1. İnsan ve Tarih
- Tarih, geçmişte yaşamış insan topluluklarının, her türlü faaliyetlerini yer ve zaman belirterek, sebep-sonuç ilişkisi içinde, tarafsız olarak inceleyen bilim dalıdır.
- Tarih, bütün yönleriyle insanlığın geçmişini inceler.
- Tarih, geçmişle gelecek arasında bir köprüdür.
- Tarih, insanlığın ortak mirasıdır.
- Tarihine sahip çıkmayan, tarihini unutmuş bir millet, hafızasını kaybeden bir insana benzer.
Tarih Biliminin Özellikleri
- Geçmişteki olayları inceler.
- İnsan toplulukları tarafından meydana getirilir.
- Belgelere dayanır.
- Yer ve zaman belirtilir.
- Olaylar arasında sebep - sonuç ilişkisi vardır.
- Tarihi olaylar tekrarlanamaz.
- Deney ve gözlem yapılamaz.
2. Tarihin Konusu
- Geçmiş zamanda yaşayan insan topluluklarının her türlü faaliyetidir.
- Kültürel gelişmeler (kıyafetler, gelenekler vs.), savaşlar, ekonomik faaliyetler, siyasi gelişmeler, ortak sevinçler ve üzüntüler vb.
Tarih Biliminde Olay ve Olgu Kavramları:
- Olay, insanları ilgilendiren, sosyal, siyasal ve dini alanlarda meydana gelen, başlangıcı ve bitişi belli olan gelişmedir.
- Olgu, aynı özellikteki tarihi olayları kapsayan ve belli bir süreci ifade eden genel bir kavramdır. Mesela:
Olay > Anadolu'nun Türkler tarafından fethi
Olgu > Anadolu'nun Türkleşmesi
Olay > Amerika'nın keşfi
Olgu > Sömürgeciliğin başlaması
3. Tarihte Sebep-Sonuç ve Yer ve Zaman ilişkisi
- Tarihte, bütün olaylar bir zincirin halkaları gibi birbirine bağlıdır.
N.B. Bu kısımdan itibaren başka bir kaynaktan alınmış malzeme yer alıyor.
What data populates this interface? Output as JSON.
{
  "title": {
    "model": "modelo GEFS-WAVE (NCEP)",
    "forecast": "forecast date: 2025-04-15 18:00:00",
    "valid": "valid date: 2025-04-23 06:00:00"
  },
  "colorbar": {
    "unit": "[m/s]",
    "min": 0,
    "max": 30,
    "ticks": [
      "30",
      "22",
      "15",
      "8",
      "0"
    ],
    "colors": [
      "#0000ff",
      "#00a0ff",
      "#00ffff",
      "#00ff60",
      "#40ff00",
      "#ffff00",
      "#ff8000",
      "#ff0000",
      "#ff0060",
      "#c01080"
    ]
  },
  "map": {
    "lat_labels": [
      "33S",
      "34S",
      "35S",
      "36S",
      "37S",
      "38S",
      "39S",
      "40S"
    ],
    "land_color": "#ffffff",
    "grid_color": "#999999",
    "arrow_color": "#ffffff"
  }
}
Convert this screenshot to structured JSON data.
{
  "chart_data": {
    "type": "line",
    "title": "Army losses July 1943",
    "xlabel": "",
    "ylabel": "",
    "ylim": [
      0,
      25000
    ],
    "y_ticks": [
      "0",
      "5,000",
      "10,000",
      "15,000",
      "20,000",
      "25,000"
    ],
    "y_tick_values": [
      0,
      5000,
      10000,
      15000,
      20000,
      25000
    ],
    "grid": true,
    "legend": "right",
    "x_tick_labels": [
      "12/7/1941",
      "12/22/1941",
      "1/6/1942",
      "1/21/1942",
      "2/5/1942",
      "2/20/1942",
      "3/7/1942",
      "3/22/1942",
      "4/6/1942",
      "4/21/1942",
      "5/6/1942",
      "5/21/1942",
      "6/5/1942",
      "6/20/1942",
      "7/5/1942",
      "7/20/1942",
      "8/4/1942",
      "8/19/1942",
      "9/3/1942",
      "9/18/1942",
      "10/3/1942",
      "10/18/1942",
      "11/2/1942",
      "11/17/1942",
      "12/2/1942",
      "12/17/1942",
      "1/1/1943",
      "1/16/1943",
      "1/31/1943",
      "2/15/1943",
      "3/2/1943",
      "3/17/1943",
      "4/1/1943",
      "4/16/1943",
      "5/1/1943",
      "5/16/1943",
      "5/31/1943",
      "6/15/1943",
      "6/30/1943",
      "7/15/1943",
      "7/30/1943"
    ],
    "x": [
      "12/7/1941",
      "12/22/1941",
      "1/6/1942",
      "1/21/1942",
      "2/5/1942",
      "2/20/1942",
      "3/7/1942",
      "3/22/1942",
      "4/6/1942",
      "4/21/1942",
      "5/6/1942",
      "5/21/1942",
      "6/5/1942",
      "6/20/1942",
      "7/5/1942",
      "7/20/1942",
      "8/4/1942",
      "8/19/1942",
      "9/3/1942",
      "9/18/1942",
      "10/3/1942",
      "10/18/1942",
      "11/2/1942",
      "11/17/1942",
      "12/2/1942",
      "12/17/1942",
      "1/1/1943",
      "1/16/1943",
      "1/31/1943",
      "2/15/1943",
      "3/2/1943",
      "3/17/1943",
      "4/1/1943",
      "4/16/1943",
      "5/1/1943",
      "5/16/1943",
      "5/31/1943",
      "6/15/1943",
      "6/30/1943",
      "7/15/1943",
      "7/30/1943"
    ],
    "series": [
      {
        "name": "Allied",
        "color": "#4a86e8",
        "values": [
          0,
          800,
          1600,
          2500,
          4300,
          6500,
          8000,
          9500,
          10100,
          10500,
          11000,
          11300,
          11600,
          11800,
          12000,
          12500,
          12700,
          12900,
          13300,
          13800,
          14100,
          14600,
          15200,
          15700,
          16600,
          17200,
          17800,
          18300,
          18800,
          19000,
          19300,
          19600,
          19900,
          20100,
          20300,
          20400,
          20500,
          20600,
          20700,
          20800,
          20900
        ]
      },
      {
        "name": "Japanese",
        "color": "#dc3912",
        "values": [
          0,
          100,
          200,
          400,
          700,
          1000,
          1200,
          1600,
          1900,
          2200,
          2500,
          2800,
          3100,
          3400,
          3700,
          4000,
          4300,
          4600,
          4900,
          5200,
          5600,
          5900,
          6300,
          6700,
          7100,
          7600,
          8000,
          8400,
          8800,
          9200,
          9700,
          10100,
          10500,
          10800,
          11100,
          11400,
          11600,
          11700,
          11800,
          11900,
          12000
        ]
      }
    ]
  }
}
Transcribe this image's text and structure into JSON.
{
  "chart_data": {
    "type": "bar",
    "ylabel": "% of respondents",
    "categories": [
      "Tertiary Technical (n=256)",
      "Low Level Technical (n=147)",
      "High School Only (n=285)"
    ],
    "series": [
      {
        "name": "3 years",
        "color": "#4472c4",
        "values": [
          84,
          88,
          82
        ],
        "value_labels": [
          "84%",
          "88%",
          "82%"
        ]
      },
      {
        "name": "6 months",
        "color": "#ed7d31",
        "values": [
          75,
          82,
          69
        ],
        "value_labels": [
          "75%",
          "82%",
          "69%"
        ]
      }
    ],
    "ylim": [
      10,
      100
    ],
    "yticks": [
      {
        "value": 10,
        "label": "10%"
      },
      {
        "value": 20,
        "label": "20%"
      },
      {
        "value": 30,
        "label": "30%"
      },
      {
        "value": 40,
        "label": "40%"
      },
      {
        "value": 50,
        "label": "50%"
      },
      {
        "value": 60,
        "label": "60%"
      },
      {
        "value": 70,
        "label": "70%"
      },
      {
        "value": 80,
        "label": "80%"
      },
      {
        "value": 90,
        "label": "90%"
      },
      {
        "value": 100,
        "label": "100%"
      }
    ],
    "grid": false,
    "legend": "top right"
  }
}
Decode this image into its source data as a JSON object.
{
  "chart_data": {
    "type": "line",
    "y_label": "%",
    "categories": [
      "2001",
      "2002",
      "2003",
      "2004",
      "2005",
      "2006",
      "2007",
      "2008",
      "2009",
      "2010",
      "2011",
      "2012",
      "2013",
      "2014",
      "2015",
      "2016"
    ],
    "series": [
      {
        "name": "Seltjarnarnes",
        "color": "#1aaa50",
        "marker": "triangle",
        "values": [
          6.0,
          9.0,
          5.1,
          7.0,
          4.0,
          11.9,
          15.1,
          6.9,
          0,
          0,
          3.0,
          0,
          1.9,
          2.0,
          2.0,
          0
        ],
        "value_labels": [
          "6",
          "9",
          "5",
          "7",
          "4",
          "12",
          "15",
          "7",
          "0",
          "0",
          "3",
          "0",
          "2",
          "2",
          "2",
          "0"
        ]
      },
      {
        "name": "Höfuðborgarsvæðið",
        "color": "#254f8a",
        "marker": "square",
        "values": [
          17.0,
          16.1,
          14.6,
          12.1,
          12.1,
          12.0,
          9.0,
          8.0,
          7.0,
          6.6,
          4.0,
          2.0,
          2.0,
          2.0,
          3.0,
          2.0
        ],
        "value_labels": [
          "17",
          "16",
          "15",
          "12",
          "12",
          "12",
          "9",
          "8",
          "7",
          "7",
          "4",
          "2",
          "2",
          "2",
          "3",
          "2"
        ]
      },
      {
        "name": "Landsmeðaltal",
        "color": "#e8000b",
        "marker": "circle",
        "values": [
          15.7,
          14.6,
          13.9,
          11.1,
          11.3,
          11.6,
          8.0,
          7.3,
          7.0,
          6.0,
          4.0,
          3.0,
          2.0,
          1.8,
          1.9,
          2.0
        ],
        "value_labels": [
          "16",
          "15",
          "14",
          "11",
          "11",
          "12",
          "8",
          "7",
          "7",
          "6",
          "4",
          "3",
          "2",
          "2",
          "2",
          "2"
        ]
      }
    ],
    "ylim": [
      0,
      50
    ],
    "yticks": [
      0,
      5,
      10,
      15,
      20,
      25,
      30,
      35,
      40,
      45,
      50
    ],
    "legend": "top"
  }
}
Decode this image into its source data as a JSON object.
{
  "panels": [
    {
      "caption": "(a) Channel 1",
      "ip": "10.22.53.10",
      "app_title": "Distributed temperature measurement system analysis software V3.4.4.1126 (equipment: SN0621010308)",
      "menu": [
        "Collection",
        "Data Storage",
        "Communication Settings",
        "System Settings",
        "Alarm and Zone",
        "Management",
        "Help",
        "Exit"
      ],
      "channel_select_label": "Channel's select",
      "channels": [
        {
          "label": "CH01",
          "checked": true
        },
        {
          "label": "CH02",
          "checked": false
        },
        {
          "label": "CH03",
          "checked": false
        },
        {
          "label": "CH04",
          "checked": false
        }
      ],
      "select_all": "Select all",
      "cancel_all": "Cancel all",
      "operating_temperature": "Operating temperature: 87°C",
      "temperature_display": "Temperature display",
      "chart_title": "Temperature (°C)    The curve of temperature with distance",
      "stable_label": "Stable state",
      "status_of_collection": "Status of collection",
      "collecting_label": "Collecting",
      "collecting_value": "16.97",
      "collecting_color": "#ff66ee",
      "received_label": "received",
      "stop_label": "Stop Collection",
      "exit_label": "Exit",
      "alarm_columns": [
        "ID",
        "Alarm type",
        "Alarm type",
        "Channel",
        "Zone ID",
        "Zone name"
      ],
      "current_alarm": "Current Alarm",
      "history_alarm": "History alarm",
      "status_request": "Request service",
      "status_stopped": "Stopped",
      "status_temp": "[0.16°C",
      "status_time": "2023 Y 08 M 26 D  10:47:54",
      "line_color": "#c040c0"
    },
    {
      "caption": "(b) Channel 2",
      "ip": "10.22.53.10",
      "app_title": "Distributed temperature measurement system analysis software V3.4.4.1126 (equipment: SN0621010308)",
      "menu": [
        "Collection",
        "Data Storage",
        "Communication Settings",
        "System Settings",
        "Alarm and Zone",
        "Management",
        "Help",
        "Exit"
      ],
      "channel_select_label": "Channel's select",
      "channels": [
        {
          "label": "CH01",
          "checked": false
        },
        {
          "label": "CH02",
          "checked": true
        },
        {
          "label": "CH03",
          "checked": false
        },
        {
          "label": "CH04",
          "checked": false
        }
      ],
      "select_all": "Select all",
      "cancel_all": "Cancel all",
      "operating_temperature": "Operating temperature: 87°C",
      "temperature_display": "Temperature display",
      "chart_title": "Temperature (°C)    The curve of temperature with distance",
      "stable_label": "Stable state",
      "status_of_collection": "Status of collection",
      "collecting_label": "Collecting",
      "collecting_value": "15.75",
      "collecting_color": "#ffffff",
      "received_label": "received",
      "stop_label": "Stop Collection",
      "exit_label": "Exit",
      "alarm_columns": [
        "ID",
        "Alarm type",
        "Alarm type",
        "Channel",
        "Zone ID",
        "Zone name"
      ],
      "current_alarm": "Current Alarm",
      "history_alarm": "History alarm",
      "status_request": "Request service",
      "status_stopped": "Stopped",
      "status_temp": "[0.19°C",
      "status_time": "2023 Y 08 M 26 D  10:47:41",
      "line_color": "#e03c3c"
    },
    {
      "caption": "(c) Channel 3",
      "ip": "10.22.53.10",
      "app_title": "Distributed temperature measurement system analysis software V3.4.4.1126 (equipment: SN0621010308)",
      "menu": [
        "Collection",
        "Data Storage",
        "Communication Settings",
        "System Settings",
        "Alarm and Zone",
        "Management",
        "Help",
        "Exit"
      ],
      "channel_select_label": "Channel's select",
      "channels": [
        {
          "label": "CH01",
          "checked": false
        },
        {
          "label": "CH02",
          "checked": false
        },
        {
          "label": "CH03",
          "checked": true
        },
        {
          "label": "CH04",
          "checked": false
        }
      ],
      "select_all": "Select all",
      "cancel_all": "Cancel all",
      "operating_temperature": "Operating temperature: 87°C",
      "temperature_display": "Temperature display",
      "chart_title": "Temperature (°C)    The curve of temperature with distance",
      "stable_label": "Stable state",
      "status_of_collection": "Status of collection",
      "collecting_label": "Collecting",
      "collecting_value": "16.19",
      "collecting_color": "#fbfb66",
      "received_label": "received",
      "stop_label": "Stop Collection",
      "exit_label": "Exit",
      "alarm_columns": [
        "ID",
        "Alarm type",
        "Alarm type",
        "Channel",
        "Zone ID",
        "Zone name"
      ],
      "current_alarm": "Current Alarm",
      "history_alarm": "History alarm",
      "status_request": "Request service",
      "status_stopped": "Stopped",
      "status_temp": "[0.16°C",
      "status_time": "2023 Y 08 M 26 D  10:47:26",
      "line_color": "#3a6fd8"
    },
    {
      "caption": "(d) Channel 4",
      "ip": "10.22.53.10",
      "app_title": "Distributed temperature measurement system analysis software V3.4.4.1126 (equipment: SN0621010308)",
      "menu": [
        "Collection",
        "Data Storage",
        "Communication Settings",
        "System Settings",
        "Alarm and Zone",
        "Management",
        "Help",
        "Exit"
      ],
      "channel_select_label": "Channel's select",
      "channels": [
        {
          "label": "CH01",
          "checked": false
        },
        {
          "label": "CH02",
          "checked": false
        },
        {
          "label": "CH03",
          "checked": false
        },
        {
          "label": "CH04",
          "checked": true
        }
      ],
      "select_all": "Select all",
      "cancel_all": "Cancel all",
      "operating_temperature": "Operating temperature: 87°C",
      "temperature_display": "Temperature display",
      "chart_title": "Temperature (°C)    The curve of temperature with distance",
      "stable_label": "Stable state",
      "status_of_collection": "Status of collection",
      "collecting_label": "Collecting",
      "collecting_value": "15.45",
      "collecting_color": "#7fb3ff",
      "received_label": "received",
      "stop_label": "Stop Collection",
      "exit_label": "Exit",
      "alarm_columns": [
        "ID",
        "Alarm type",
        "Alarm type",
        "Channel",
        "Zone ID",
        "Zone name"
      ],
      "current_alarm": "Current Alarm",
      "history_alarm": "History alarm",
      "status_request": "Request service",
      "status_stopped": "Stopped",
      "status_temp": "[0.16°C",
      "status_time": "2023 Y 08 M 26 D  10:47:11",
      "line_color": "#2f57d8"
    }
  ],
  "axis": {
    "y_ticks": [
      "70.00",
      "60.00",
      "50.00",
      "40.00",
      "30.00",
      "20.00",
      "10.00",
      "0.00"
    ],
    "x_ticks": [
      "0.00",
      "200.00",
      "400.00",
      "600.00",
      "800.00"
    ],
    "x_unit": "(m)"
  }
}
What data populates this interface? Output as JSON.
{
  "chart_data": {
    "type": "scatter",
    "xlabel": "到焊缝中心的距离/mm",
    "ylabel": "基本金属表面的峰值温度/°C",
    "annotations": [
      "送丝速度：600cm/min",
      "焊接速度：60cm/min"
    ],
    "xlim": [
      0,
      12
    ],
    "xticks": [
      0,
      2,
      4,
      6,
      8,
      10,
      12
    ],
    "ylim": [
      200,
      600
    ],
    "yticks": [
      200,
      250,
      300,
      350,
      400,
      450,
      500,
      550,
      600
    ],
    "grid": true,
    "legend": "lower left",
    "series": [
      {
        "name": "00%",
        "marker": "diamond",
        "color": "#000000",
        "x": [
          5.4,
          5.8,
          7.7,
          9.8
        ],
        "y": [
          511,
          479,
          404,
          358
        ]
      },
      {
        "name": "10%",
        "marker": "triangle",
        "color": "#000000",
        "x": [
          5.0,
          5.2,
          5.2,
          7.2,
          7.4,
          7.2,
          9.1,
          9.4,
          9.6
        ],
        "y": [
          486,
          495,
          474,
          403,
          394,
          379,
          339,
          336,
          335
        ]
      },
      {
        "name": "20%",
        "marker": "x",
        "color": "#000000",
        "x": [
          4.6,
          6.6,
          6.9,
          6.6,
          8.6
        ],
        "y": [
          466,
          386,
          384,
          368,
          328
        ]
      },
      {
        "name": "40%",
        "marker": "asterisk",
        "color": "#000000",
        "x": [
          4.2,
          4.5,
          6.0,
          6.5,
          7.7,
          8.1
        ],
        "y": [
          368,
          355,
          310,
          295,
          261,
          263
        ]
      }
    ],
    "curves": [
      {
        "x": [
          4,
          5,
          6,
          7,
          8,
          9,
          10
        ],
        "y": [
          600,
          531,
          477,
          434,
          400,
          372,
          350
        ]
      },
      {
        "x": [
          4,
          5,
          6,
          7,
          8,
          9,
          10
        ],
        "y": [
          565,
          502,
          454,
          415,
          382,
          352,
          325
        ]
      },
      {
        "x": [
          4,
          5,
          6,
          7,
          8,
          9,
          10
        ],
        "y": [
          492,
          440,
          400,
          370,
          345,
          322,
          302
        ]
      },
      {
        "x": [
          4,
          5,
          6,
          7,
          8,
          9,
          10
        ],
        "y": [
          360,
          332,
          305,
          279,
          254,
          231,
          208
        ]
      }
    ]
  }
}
Her olay kendisinden önceki olayın sonucu, kendisinden sonraki olayın sebebi dir.
- Önceki olayı bilmezsek, bir sonraki olayı iyi kavrayamayız.
- Bir olayın tarihi açıdan değerlendirilebilmesi için olayın yeri ve zamanı bilinmeli ve olayın üzerinden belli bir zaman geçmelidir.
- Tarihi olaylar, belirli bir coğrafyada meydana gelir. Coğrafya'nın olayların oluşumu ve gelişiminde etkisi vardır. Bu sebeple; olayları daha iyi anlaşılabilmesi için, olayın geçtiği yerin bilinmesi gereklidir.
- Olayın geçtiği yer ile olayın meydana geldiği zaman dilimi, o olayın sebep ve sonuçlarını belirlememizde gereklidir. Çünkü o yerin iklimi, yaşam şartları, madenleri, o zaman içindeki nüfusu, o zaman içindeki toplumsal değerler olayın meydana geliş sebeplerini oluşturabilirler.
- Yer ve zamanın belirtilmesiyle olayın gerçek olup olmadığını da anlamak mümkün olabilir.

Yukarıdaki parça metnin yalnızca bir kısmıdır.